A diretora da escola Neuza Brizola acrescenta que o ensino remoto poderia ser mais proveitoso caso os alunos tivessem melhores condições tecnológicas.
— Na realidade, o aluno presencial é uma outra vivência. Se a gente ainda tivesse o aluno online com condições, poderia ser melhor. Tem questões de internet e aparelhagem que nossos alunos não têm. Se tivesse havido mais investimento no online, poderia ter sido diferente — diz a diretora.
Contrapontos
A reportagem consultou a Secretaria Municipal de Educação (Seduc) para esclarecer as questões levantadas pelos diretores das escolas visitadas.
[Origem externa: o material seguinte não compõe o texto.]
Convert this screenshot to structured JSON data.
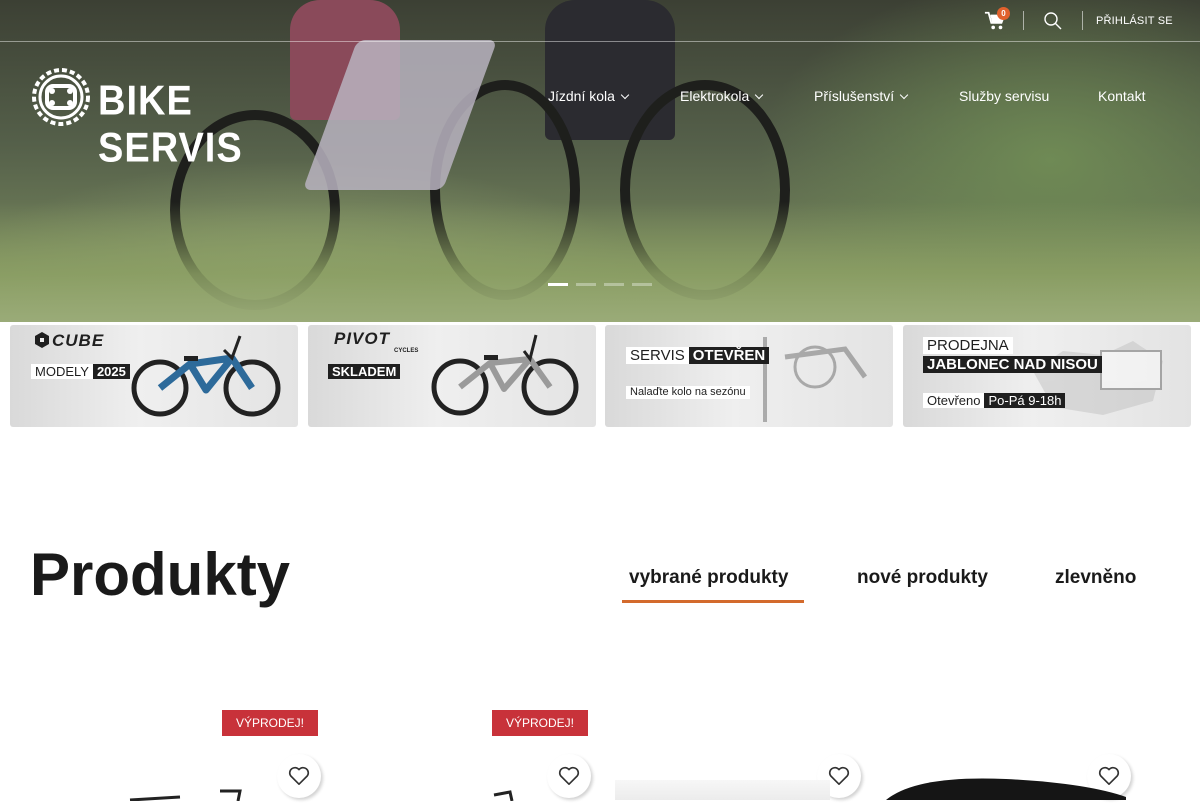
{
  "header": {
    "cart_count": "0",
    "login_label": "PŘIHLÁSIT SE",
    "logo_text": "BIKE SERVIS"
  },
  "nav": {
    "items": [
      {
        "label": "Jízdní kola",
        "has_dropdown": true
      },
      {
        "label": "Elektrokola",
        "has_dropdown": true
      },
      {
        "label": "Příslušenství",
        "has_dropdown": true
      },
      {
        "label": "Služby servisu",
        "has_dropdown": false
      },
      {
        "label": "Kontakt",
        "has_dropdown": false
      }
    ]
  },
  "hero": {
    "slide_count": 4,
    "active_slide": 1
  },
  "promo_cards": [
    {
      "brand": "CUBE",
      "label_light": "MODELY",
      "label_dark": "2025"
    },
    {
      "brand": "PIVOT",
      "brand_sub": "CYCLES",
      "label_dark": "SKLADEM"
    },
    {
      "title_light": "SERVIS",
      "title_dark": "OTEVŘEN",
      "subtitle": "Nalaďte kolo na sezónu"
    },
    {
      "title_light": "PRODEJNA",
      "title_dark": "JABLONEC NAD NISOU",
      "hours_light": "Otevřeno",
      "hours_dark": "Po-Pá 9-18h"
    }
  ],
  "products": {
    "heading": "Produkty",
    "tabs": [
      {
        "label": "vybrané produkty",
        "active": true
      },
      {
        "label": "nové produkty",
        "active": false
      },
      {
        "label": "zlevněno",
        "active": false
      }
    ],
    "sale_badge": "VÝPRODEJ!"
  },
  "colors": {
    "accent": "#d36a2c",
    "sale": "#c8323a",
    "badge": "#e0612d"
  }
}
Conforme a pasta, as escolas que tiverem condição de receber 100% dos estudantes respeitando o distanciamento de um metro "deverão realizar o atendimento de todos os alunos de forma conjunta". Nas instituições onde não houver área suficiente, o revezamento deve ser realizado, "alternando o grupo de estudantes no presencial, de modo a receber presencialmente todos os estudantes ao longo da semana, ainda que não ao mesmo tempo".
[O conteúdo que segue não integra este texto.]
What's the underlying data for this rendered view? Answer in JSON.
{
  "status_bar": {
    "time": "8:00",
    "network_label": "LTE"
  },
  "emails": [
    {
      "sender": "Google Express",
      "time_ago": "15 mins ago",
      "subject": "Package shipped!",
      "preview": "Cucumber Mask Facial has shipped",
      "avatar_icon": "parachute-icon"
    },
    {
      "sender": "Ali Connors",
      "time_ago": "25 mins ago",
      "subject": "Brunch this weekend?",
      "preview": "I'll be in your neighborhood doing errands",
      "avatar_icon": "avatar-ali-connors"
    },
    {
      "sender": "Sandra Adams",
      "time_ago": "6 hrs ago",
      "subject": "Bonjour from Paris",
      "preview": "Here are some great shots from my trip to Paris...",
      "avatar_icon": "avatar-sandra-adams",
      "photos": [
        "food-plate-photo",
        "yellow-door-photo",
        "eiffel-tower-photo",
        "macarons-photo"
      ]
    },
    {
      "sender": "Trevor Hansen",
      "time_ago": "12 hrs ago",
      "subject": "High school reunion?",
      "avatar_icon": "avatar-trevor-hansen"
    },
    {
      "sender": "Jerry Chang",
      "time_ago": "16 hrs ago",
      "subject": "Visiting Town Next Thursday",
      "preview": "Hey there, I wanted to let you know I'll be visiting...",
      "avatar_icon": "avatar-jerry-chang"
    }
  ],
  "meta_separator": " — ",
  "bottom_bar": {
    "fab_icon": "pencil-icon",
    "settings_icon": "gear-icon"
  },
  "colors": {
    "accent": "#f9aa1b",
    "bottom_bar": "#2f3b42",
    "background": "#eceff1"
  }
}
Sobre os problemas estruturais em escolas, a Seduc informa que mensalmente são enviadas verbas da chamada Autonomia Financeira. São recursos disponíveis para a realização de reparos estruturais contratados diretamente por parte da equipe gestora da escola e aquisição de bens de consumo. "As escolas continuaram recebendo o recurso durante a pandemia, inclusive, receberam um repasse extra de R$ 28 milhões realizado pelo governo no segundo semestre de 2021 para que as pudessem realizar reparos em preparação para a realização das aulas no modelo presencial". A secretaria ainda diz que, em 2022, será realizado um repasse extra para a Autonomia Financeira no valor de R$ 200 milhões.
Em relação aos alunos que mudaram de cidade, a Seduc ressalta "não há falta de vagas na rede estadual de ensino, porém, algumas escolas podem não receber transferências por estarem com turmas já completas". A orientação é que os pais ou responsáveis dos estudantes que se mudaram solicitem a transferência diretamente numa escola da cidade onde estão residindo. "Caso haja necessidade, a orientação é de que o responsável procure a Central de Matrículas de sua cidade ou Coordenadoria Regional de Educação", diz o comunicado.
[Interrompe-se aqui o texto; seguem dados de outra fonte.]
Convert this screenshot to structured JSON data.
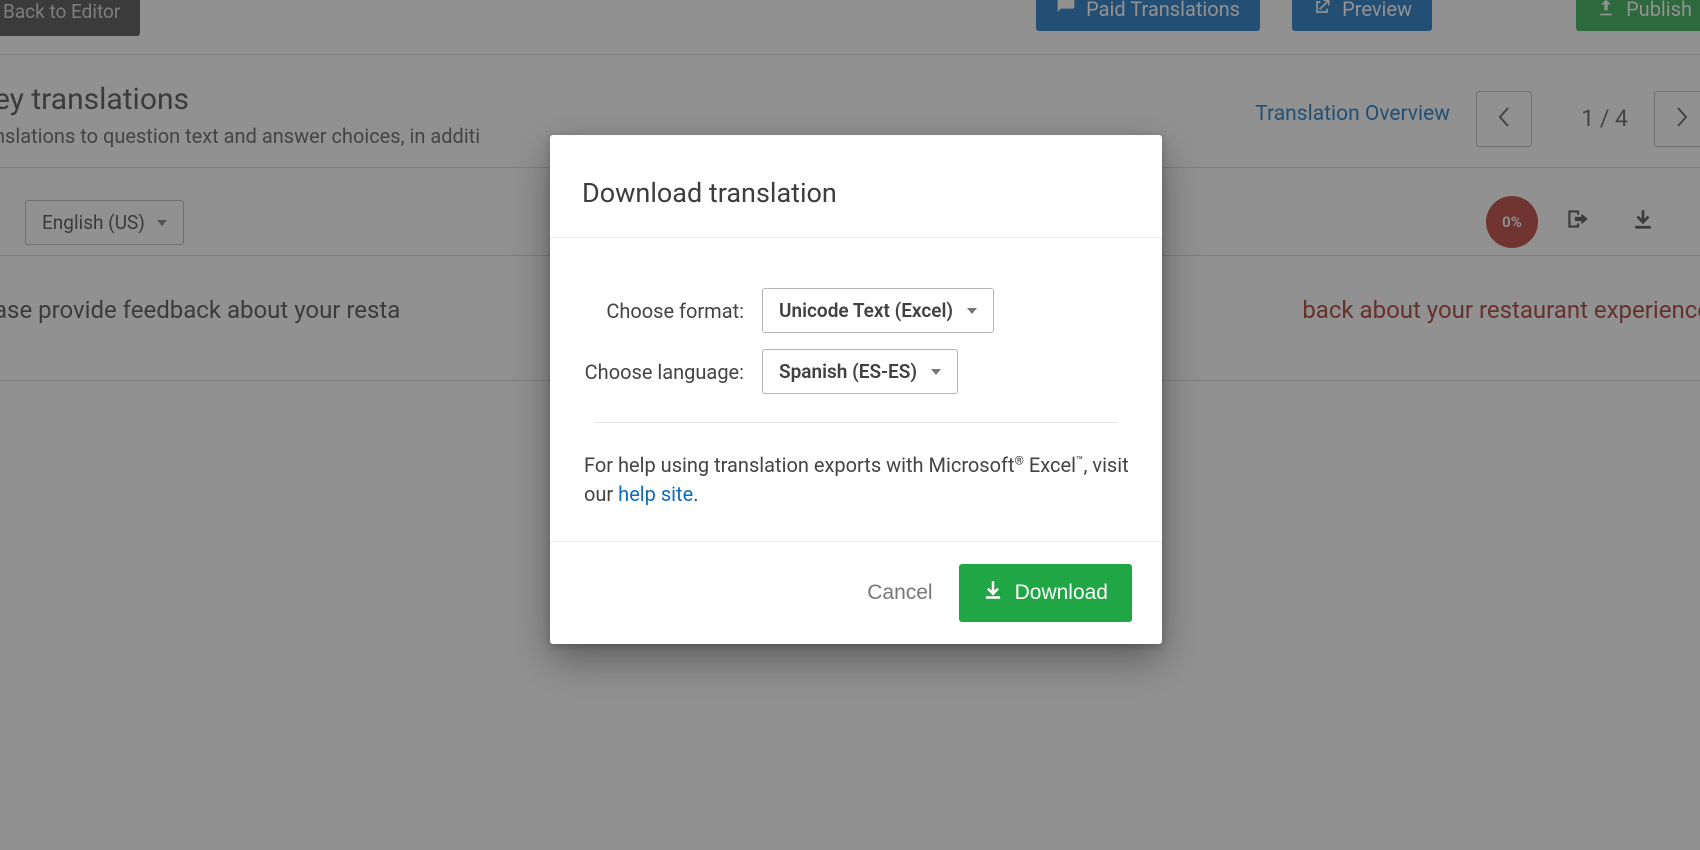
{
  "topbar": {
    "back_label": "Back to Editor",
    "paid_label": "Paid Translations",
    "preview_label": "Preview",
    "publish_label": "Publish"
  },
  "page": {
    "heading": "ey translations",
    "subheading": "nslations to question text and answer choices, in additi",
    "translation_overview": "Translation Overview",
    "pager_label": "1 / 4"
  },
  "toolbar": {
    "language_selected": "English (US)",
    "percent_badge": "0%"
  },
  "questions": {
    "left_text": "ase provide feedback about your resta",
    "right_text": "back about your restaurant experience"
  },
  "modal": {
    "title": "Download translation",
    "format_label": "Choose format:",
    "format_value": "Unicode Text (Excel)",
    "language_label": "Choose language:",
    "language_value": "Spanish (ES-ES)",
    "help_prefix": "For help using translation exports with Microsoft",
    "help_middle": " Excel",
    "help_visit": ", visit our ",
    "help_link": "help site",
    "help_period": ".",
    "cancel": "Cancel",
    "download": "Download"
  }
}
A pasta não confirma alteração em protocolos de higienização, distanciamento ou uso de máscaras. Por enquanto, seguem valendo as normas estabelecidas em portaria conjunta da Seduc e da Secretaria Estadual da Saúde (SES-RS) publicada em fevereiro deste ano. A Seduc confirma que está prevista para esta sexta-feira (29) a publicação do decreto que vai orientar o retorno obrigatório ao ensino presencial.
Já a Secretaria Municipal de Educação da Capital (Smed) citou que "ainda não comenta ações da retomada das aulas presenciais, pois o governo estadual não publicou decreto oficializando a medida".